Brian’s brow furrowed in concern, and he reached out for Ethan. “What? What was it?” He was about to wrap his arms around Ethan, but Ethan stepped back just out of his grasp.
Ethan almost relented, seriously considering the prospect of procrastinating, just putting the whole mess off for another day, when he saw the hurt expression darkening Brian’s features as he stepped away from him, obviously not wanting to be touched. It was a first for them as a couple.
But Ethan knew what he must say next and, almost without thinking, let the words trip off his tongue. “I went to the doctor yesterday.”
Brian’s face, if possible, became even more touched by pity and concern. It was breaking Ethan’s heart. “Are you okay?”
Ethan looked over Brian’s shoulder toward the kitchen, steel
ing himself for the words that would come next. “It was a follow-up to my last checkup and—” Ethan bit his lower lip. Say it. Just say it. He let out a rush of air, on the tail end of which was the sentence “And I found out, much to my surprise, I am HIV positive.” He returned his gaze to Brian, who stood stunned, mouth open and staring at him.

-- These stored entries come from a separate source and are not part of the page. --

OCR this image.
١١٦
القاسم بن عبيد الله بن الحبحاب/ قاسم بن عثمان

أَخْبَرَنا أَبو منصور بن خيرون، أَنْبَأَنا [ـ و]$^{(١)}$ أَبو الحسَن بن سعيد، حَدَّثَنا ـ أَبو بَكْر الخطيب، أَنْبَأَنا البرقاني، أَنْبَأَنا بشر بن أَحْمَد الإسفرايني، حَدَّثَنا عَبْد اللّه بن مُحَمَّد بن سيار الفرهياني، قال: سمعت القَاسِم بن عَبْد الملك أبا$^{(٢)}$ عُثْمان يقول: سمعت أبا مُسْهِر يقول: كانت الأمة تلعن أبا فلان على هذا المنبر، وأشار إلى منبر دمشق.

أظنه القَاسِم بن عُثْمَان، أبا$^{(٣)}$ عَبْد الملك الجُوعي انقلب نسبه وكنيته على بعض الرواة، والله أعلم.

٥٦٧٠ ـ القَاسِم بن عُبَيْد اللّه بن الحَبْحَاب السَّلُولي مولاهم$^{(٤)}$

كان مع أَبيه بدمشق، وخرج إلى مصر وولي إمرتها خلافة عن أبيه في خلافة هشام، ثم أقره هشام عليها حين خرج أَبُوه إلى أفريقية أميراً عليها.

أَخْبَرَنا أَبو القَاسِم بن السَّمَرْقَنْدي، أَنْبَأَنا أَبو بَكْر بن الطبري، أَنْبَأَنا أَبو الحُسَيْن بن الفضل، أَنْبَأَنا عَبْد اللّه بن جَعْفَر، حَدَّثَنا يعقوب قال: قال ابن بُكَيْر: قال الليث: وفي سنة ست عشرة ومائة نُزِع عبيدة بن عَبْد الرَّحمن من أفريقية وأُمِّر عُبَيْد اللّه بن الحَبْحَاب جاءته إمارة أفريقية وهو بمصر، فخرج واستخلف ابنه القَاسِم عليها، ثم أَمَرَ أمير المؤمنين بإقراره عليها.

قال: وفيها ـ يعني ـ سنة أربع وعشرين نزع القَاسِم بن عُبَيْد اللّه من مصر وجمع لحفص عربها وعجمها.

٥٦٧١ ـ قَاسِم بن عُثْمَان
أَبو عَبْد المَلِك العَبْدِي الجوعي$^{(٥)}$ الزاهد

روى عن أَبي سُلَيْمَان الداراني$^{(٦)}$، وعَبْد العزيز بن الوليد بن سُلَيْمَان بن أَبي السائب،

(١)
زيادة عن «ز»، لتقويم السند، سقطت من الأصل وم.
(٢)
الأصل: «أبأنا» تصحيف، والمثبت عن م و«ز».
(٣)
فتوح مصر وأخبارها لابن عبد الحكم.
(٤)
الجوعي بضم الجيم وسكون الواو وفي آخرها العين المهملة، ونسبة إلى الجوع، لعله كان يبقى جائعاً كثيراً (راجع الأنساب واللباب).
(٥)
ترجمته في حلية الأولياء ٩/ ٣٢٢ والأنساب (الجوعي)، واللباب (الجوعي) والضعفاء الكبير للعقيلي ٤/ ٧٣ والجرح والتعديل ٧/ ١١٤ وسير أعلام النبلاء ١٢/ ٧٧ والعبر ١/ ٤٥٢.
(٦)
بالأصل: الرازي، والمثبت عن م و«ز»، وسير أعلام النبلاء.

Now that the words were out, it was a little easier, and he continued. “My T cells are at 380, and my viral load is around 12,000, whatever the hell those numbers mean. I just know they’re not good.”
Brian shook his head. “Babe, I’m so sorry.” Again, they did the dance—Brian reaching out and Ethan stepping away, more forcefully this time, glaring at him as though to say “How dare you try to comfort me? Especially when you’re the cause of my pain!”
Ethan’s anger and hurt settled in with the force of a fire bursting into a conflagration. He had never experienced going from confusion and despair to rage so quickly. It was all he could do not to strike Brian, to punch the silly expression of concern stamping his features right off his face. How could you? How could you?
“Yeah,” Ethan said, a smile born of ire pulling up the corners of his mouth. “Yeah. You should be sorry. Did you just not tell me for a reason? Did you think maybe those few times we dispensed with a condom, we’d just be lucky? Did you just get infected too? Maybe while you were with me?” Ethan spat the last words out, glaring at Brian, his breath quickened.
Brian shook his head. “Ethan, I don’t know what you’re talking about.”
“Oh, please. Don’t.”
“Can we just sit down and discuss this? Sweetheart, I’m so sorry you’ve had this news, but it’ll be okay. There are treatments—”
“Oh, don’t patronize me. Don’t try to placate me. And no, I don’t want to sit down. I don’t want to discuss this.” As rapidly as the rage had come, so did the tears. Ethan angrily batted them away, not wanting Brian to see. “I was hoping you’d at least be enough of a human being to tell me the truth. I was hoping you’d at least be a man and own up to the truth.”